My son had been ill over the weekend. A slight fever, nothing major but his cough got increasingly worse, so by Sunday night his breathing became difficult. I sat awake on the sofa a lot of the night listening. When I finally went to bed, it wasn’t long until the little guy joined us. It was a welcome addition. He slept soundly. But he clearly wasn’t himself. In the morning the coughing continued so I got him an on call dr appointment and he was seen mid morning. He’s on a three day stint of a low dose steroid, and an inhaler through the night. He was incredibly good. He’s exhausted but in his true style still smiling. And managing his new inhaler extremely well.
Looking after my boy all day, and not sleeping much last night left me naturally tired. Add to that, on Sunday night I took a bath. I’ve found baths exacerbate my claustrophobia and anxiety so have stuck to showers. But with my music playing, I thought it might be nice to relax and put a conditioning treatment on my hair.
It started off well, but then I started thinking about the case. The conversation with the barrister, what it all meant and quickly the comforting heat became intense. The steam was blinding, the conditioning treatment became a boundary stopping me from getting out of the bath, the music was too loud, deafening, uncomfortable, nonsensical sound, the bathroom too small, the light too intense. I was at the far end of the house, isolated, in a white walled chamber, the mottled window that offers privacy seemed like a barred window. I was naked, vulnerable, childlike. Effectively blinded, deafened and muted by own device. My heart raced, my breathing shallow. The sobbing started. I felt both ridiculous, ashamed and fearful.

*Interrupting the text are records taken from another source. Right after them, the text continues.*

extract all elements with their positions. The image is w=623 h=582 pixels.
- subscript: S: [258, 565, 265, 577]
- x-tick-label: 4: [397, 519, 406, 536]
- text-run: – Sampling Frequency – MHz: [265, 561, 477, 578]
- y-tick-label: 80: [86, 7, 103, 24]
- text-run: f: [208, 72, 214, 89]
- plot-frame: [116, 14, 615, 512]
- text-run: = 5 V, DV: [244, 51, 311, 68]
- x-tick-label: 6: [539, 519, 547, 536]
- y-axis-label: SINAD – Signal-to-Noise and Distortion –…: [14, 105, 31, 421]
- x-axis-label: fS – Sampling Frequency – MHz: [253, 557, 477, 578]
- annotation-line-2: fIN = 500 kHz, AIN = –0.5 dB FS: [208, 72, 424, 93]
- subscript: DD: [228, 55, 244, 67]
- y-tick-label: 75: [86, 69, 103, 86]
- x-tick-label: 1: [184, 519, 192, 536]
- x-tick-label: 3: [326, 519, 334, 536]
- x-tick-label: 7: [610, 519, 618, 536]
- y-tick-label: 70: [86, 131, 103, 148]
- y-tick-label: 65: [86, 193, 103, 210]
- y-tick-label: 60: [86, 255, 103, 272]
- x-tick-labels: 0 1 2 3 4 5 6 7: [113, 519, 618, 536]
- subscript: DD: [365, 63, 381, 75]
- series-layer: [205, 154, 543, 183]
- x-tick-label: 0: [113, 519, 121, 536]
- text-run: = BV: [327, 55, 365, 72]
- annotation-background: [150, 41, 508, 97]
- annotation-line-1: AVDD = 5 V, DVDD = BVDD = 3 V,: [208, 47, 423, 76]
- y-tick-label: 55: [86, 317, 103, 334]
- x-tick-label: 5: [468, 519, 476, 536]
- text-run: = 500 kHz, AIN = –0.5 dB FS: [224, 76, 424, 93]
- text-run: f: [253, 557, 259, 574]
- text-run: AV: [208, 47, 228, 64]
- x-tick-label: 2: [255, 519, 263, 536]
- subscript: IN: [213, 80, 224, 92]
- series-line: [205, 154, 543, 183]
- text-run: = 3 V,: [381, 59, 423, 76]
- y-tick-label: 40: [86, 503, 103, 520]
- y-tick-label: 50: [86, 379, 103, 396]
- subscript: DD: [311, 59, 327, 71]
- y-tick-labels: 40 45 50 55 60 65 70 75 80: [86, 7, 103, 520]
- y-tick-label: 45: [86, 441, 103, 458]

So began my mantra, wash out the conditioner and get out. You’ll be ok. I repeated it in my bid for freedom. Feeling both pathetic and desperate.
Finally I was out, pjs on, windows open, steam gone, an innocent bathroom, a silly grown woman with obscure fears.
Back to today. My husband’s friend from university was in town. Seeing different people and being the eternal bachelor I thought he might appreciate the opportunity to utilise our wifi, a shower, a home cooked meal, getting to do laundry, even having an afternoon sleep. I let him know our home was here as I knew my husband had met him for lunch but might not consider the basic needs.
He came over early afternoon. My son was resting on the sofa watching movies. I was just doing odd jobs. Increasingly tired but knowing sleep wasn’t an option.
I know the guy and he’s fairly self sufficient so I anticipated he would get on with his stuff. Which he did.
So what’s the issue?
Really it’s all in my head. I have met the guy twice. The first time before kids, when I was super slim, confident, stunning, and felt like I could do anything. I was travelling, I had just met my husband, and my past was a deeply buried secret. I was essentially someone else. A free spirit. The second time I was heavily pregnant with our first baby. So I was still beautiful and healthy aside from my in proportion belly bump. Still relatively carefree.
Now he arrives and I’m frumpy. I’m exhausted, I’m drained. I’m overweight, miserable. My husband has told him my past and that I take medication.
His first question to me is how is the medication going? I’m not sure how to answer that. I’m not ashamed of it. But I’ve always taken it. Does it appear that I’m not?!
Then, am I working? No. Do I have any business ideas? No. Do I read any books? Yes of course! Do I know people in the area? Yes. He tells me ‘that’s good for you, makes it better.’
I’m feeling within minutes that I’ve been somehow catergorised/pitied/patronised. And worse still, the fire in me, the conversation skill has gone. I’m so tired all I can really do is stare and reinforce this vision he must have that ‘poor cow has really lost it’
I know I shouldn’t care what anyone thinks, but it was a real reality check to be faced with someone who had seen the older version of me. A better version.
Maybe it was the tiredness. Maybe it’s a low cycle which is reasonable. Maybe it’s a combination.
I hear from some people that I’m inspiring. I hear compliments. I feel loved and supported. And this is very important to me. They have no reason to lie. And their opinion is most important.
When my husband got home, I didn’t feel I needed to be privy or even worth their conversation- what would I contribute? They’re on a completely different playing field to me.
I wanted to be alone. Even away from the kids. Just the quiet. Just my bedroom. My sanctuary, my safety.
The unsociable. Hidden away. Equally by choice and by judgement.